Local leaders help the Government to determine whether other venues should be closed, such as gyms or casinos.

Shops and places of worship can remain open, as can schools and colleges, while universities must reflect wider restrictions with the option to move to greater online provision.

Up to 15 guests are allowed at weddings and 30 people can attend funerals, with 15 allowed at wakes, but wedding receptions are not permitted.

People living in Tier 3 areas are advised against overnight stays in other parts of the UK and should avoid travel where possible in and out of the area, unless it is for work, education or caring responsibilities.

Number 10 confirmed that, under Tier 2 and 3 rules on household mixing, people can still meet up for work meetings indoors under certain circumstances.

– What happens in Tier 2?

London, Derbyshire, West Yorkshire, Durham, Northumberland, Tyne and Wear, Tees Valley, West Midlands, and Leicestershire are among the regions currently in Tier 2.

Areas categorised as high risk have restrictions on household mixing indoors, while the rule of six continues to apply outdoors.

People must not meet socially with friends and family indoors in any setting unless they live with them or have formed a support bubble with them.

Shops, gyms, all education settings, and places of worship can remain open, with overnight stays permitted.

Up to 15 guests are allowed at weddings and up to 30 people allowed at funerals, with 15 allowed at receptions and wakes.
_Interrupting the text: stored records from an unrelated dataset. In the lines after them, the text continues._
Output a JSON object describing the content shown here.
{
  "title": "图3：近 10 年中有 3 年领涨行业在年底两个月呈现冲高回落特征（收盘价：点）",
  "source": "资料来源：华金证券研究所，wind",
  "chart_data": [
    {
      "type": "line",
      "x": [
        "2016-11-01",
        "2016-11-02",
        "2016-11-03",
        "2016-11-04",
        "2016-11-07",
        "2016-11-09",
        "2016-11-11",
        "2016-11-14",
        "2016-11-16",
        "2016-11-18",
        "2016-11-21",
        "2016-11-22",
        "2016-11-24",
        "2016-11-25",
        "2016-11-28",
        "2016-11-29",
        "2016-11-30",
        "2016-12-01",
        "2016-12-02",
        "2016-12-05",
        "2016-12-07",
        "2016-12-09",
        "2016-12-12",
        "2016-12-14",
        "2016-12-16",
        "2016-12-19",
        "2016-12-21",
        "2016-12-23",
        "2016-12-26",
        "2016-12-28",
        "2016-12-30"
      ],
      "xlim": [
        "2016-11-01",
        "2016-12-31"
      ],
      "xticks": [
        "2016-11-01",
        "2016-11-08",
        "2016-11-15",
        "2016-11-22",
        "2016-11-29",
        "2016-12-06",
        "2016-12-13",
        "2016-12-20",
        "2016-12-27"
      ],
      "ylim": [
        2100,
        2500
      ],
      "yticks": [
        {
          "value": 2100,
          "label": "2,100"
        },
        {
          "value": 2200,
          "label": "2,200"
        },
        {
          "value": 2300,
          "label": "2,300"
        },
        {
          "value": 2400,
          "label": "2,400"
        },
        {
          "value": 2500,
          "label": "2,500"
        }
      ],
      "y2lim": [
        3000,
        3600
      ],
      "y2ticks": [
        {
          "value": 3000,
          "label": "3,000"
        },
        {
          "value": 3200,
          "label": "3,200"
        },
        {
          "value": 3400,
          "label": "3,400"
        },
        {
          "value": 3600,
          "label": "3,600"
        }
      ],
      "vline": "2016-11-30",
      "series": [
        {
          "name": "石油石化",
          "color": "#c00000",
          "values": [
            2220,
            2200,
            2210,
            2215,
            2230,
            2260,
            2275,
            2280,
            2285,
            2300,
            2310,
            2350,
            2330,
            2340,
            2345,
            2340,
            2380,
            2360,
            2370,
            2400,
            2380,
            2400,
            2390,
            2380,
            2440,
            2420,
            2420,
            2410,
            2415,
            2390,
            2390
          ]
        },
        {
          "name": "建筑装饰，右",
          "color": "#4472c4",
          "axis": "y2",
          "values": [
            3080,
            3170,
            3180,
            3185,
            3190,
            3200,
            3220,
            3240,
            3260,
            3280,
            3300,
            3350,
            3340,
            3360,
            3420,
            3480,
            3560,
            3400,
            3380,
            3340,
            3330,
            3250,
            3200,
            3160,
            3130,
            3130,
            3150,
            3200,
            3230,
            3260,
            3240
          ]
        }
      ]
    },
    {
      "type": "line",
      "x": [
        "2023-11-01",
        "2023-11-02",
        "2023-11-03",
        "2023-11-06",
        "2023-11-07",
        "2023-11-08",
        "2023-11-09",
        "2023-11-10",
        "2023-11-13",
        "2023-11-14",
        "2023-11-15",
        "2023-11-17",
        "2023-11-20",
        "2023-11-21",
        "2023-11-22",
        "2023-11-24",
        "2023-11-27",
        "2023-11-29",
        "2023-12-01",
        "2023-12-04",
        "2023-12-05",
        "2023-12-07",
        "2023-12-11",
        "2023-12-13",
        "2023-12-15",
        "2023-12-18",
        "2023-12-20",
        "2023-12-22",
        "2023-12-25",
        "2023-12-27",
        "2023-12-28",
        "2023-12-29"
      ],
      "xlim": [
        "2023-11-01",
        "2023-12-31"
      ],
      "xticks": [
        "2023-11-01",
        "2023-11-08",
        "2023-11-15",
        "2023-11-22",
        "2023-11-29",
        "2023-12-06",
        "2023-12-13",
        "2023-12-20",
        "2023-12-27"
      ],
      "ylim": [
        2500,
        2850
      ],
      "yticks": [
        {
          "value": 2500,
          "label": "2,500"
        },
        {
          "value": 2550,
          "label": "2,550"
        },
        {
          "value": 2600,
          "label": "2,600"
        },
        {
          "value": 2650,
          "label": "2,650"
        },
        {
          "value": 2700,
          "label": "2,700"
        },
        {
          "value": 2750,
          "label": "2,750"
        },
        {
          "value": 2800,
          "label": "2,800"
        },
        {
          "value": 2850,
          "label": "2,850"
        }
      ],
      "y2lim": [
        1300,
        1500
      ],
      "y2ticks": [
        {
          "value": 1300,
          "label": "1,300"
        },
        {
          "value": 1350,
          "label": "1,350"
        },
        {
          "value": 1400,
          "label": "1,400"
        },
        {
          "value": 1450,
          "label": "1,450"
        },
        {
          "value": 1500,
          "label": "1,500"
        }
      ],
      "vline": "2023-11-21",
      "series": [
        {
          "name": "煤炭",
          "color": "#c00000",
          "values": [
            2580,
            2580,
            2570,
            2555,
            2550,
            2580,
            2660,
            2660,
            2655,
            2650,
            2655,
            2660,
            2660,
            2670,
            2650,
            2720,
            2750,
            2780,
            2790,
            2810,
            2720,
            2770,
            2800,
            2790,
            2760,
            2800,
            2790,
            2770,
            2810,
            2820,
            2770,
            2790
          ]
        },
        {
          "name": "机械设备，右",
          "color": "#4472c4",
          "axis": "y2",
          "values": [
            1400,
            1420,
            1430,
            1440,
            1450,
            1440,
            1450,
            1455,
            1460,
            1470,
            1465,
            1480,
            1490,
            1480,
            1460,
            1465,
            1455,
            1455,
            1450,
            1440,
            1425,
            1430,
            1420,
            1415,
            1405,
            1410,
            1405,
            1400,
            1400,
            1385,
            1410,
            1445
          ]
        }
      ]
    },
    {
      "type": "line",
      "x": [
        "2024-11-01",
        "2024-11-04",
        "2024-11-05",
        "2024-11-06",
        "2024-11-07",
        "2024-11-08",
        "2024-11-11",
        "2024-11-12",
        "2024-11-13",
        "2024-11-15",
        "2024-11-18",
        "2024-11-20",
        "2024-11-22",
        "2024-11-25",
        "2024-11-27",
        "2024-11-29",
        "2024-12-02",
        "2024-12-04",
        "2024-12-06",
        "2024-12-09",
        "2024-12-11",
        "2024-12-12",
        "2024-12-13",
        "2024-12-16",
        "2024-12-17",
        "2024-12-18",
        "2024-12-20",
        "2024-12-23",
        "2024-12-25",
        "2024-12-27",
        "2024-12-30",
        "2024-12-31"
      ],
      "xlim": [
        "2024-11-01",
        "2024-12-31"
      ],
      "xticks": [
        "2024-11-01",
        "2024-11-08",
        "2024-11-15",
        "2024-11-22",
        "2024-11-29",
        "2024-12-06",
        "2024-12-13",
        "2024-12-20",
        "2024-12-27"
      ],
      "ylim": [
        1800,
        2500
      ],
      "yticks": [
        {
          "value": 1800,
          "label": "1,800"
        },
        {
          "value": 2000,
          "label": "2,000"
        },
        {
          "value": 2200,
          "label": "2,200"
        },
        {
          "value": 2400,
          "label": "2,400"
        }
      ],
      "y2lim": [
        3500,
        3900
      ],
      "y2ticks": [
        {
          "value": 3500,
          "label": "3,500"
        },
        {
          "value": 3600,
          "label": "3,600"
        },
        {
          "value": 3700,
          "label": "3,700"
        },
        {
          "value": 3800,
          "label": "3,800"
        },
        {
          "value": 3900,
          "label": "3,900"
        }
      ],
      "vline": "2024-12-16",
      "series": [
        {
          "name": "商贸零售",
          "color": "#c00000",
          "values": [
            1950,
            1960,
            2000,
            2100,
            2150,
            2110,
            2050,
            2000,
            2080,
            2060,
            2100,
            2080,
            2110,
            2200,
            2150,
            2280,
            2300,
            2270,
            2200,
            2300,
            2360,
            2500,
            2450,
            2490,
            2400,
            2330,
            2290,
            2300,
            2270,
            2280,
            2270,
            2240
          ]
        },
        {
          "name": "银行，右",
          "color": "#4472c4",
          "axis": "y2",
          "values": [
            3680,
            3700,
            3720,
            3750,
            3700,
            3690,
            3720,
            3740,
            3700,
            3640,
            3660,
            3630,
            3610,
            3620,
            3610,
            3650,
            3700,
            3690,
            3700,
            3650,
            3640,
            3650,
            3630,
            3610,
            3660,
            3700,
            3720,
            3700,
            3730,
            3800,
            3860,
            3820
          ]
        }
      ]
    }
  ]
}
Travel advice for those living in Tier 2 areas is to reduce the number of journeys they take where possible and avoid travel into very high Tier 3 areas.

– What restrictions are placed on areas in Tier 1?

Areas classed as medium risk, those in Tier 1, are subject to the same national measures which were commonplace across England earlier this year.

These include the 10pm curfew for pubs and restaurants and a ban on most gatherings of more than six people.

Like Tier 2, up to 15 guests will be allowed at weddings and up to 30 people allowed at funerals, with 15 allowed at receptions and wakes.

Shops, gyms, all education settings, and places of worship will remain open, with overnight stays permitted and no travel restrictions within the area, although people are advised to avoid travel into Tier 3 areas where possible.